Das liegt in erster Linie daran, daß der Bruttobetrag des von immerhin jedem sechsten Schaffenden bezogenen Mindestlohns von derzeit 1.922,96 Euro im Monat nur rund 300 Euro über der Schwelle zum Armutsrisiko liegt, der Nettomindestlohn häufig sogar unter der Armutsschwelle.

Gemäß EU-Definition ist armutsgefährdet, wer weniger als 60 Prozent des Einkommensmedians zur Verfügung hat. Während der Mindestlohn hierzulande nur 41 Prozent des Medianlohns beträgt, sind es in Belgien 62 und in Frankreich sogar 82 Prozent des jeweiligen Mindestlohns.
Dementsprechend war im Jahr 2013 mehr als jeder zehnte Schaffende (10,1 Prozent) in Luxemburg armutsgefährdet, in Deutschland lag der Anteil der armutsgefährdeten Schaffenden bei 7,9 Prozent, in Frankreich bei 6,8 und in Belgien bei 3,3 Prozent. Damit war das Risiko, in Armut abzurutschen, für einen Schaffenden in Luxemburg mehr als drei Mal so hoch wie in Belgien.

Infolgedessen beklagt die Salariatskammer in jedem »Sozialpanorama« aufs Neue, daß Neueingestellte, Beschäftigte mit befristeten Verträgen und Teilzeitbeschäftigte überdurchschnittlich oft nicht von ihrem Erwerbseinkommen leben können.
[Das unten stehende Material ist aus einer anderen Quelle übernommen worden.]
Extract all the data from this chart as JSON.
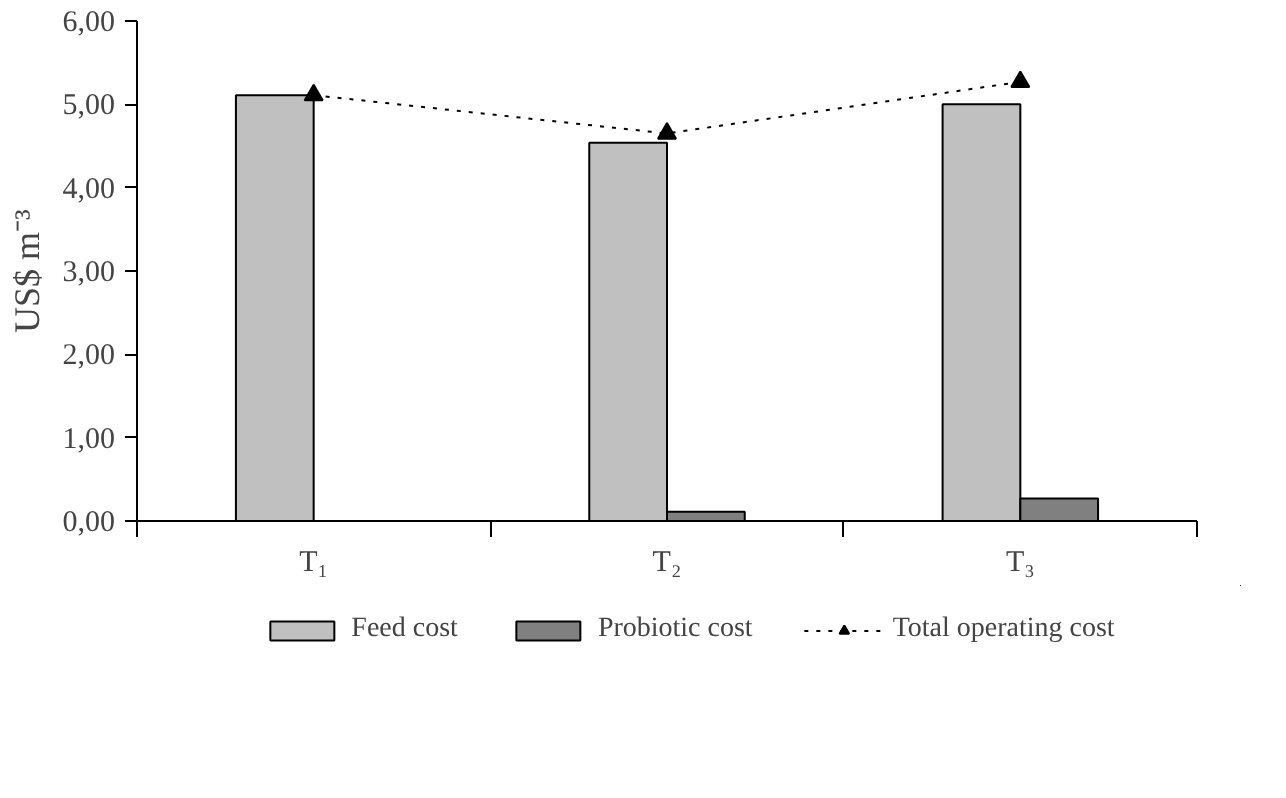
{
  "chart_data": {
    "type": "bar",
    "ylabel": "US$ m⁻³",
    "categories": [
      "T₁",
      "T₂",
      "T₃"
    ],
    "series": [
      {
        "name": "Feed cost",
        "color": "#c0c0c0",
        "values": [
          5.11,
          4.54,
          5.0
        ]
      },
      {
        "name": "Probiotic cost",
        "color": "#808080",
        "values": [
          null,
          0.11,
          0.27
        ]
      },
      {
        "name": "Total operating cost",
        "type": "line",
        "color": "#000000",
        "marker": "triangle",
        "line_style": "dotted",
        "values": [
          5.11,
          4.65,
          5.27
        ]
      }
    ],
    "ylim": [
      0,
      6
    ],
    "yticks": [
      {
        "value": 0,
        "label": "0,00"
      },
      {
        "value": 1,
        "label": "1,00"
      },
      {
        "value": 2,
        "label": "2,00"
      },
      {
        "value": 3,
        "label": "3,00"
      },
      {
        "value": 4,
        "label": "4,00"
      },
      {
        "value": 5,
        "label": "5,00"
      },
      {
        "value": 6,
        "label": "6,00"
      }
    ],
    "grid": false,
    "legend": "bottom"
  }
}
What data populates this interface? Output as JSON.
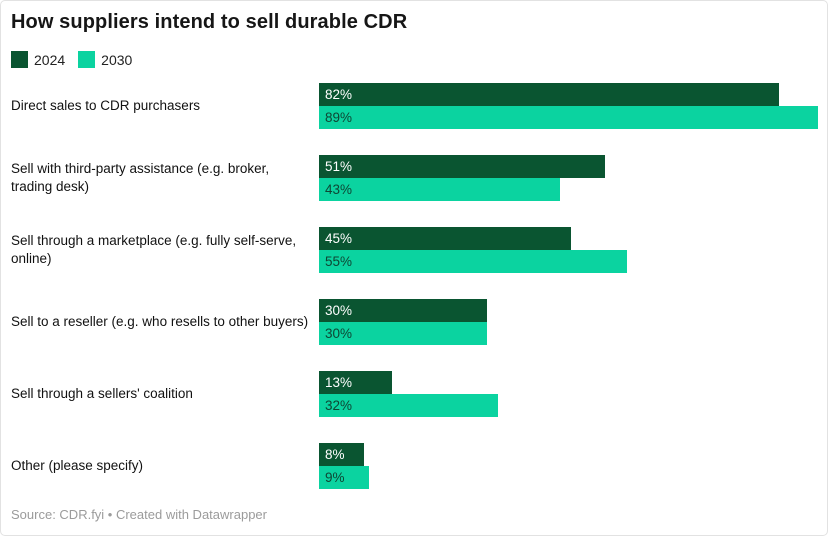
{
  "title": "How suppliers intend to sell durable CDR",
  "legend": {
    "items": [
      {
        "label": "2024",
        "color": "#0a5531"
      },
      {
        "label": "2030",
        "color": "#0bd3a0"
      }
    ]
  },
  "colors": {
    "series_2024": "#0a5531",
    "series_2030": "#0bd3a0",
    "value_on_2024": "#ffffff",
    "value_on_2030": "#0e4634",
    "title_text": "#161616",
    "footer_text": "#9b9b9b"
  },
  "footer": "Source: CDR.fyi • Created with Datawrapper",
  "chart_data": {
    "type": "bar",
    "orientation": "horizontal",
    "title": "How suppliers intend to sell durable CDR",
    "categories": [
      "Direct sales to CDR purchasers",
      "Sell with third-party assistance (e.g. broker, trading desk)",
      "Sell through a marketplace (e.g. fully self-serve, online)",
      "Sell to a reseller (e.g. who resells to other buyers)",
      "Sell through a sellers' coalition",
      "Other (please specify)"
    ],
    "series": [
      {
        "name": "2024",
        "values": [
          82,
          51,
          45,
          30,
          13,
          8
        ]
      },
      {
        "name": "2030",
        "values": [
          89,
          43,
          55,
          30,
          32,
          9
        ]
      }
    ],
    "value_suffix": "%",
    "xlim": [
      0,
      89
    ],
    "grid": false,
    "value_labels": "inside-left",
    "legend_position": "top-left",
    "source_line": "Source: CDR.fyi • Created with Datawrapper"
  }
}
Anders als in Frankreich, Belgien und neuerdings auch in Deutschland, wo die Mindestlöhne deutlich über den jeweiligen Armutsgrenzen liegen, ist in Luxemburg jeder alleinstehende Mindestlohnbezieher von Armut bedroht.

Es ist sehr zu begrüßen, daß sich der OGBL endlich des Themas angenommen und die Regierung aufgefordert hat, den Mindestlohn »strukturell aufzuwerten«. Unverständlich ist jedoch, warum die im Privatsektor größte Gewerkschaft eine Erhöhung des Mindestlohns um »mindestens zehn Prozent« fordert, wo doch die Salariatskammer berechnet hat, daß er um mindestens 21 Prozent erhöht werden muß, damit er vor einem Abrutschen unter die Armutsschwelle schützen kann.
Weil dem so ist, hat die KPL in ihrem mit »Aarbecht a sozial Ofsécherung fir jiddereen!« überschriebenen Programm zu den letzten Chamberwahlen eine Mindestlohnerhöhung um 20 Prozent oder 375 Euro gefordert.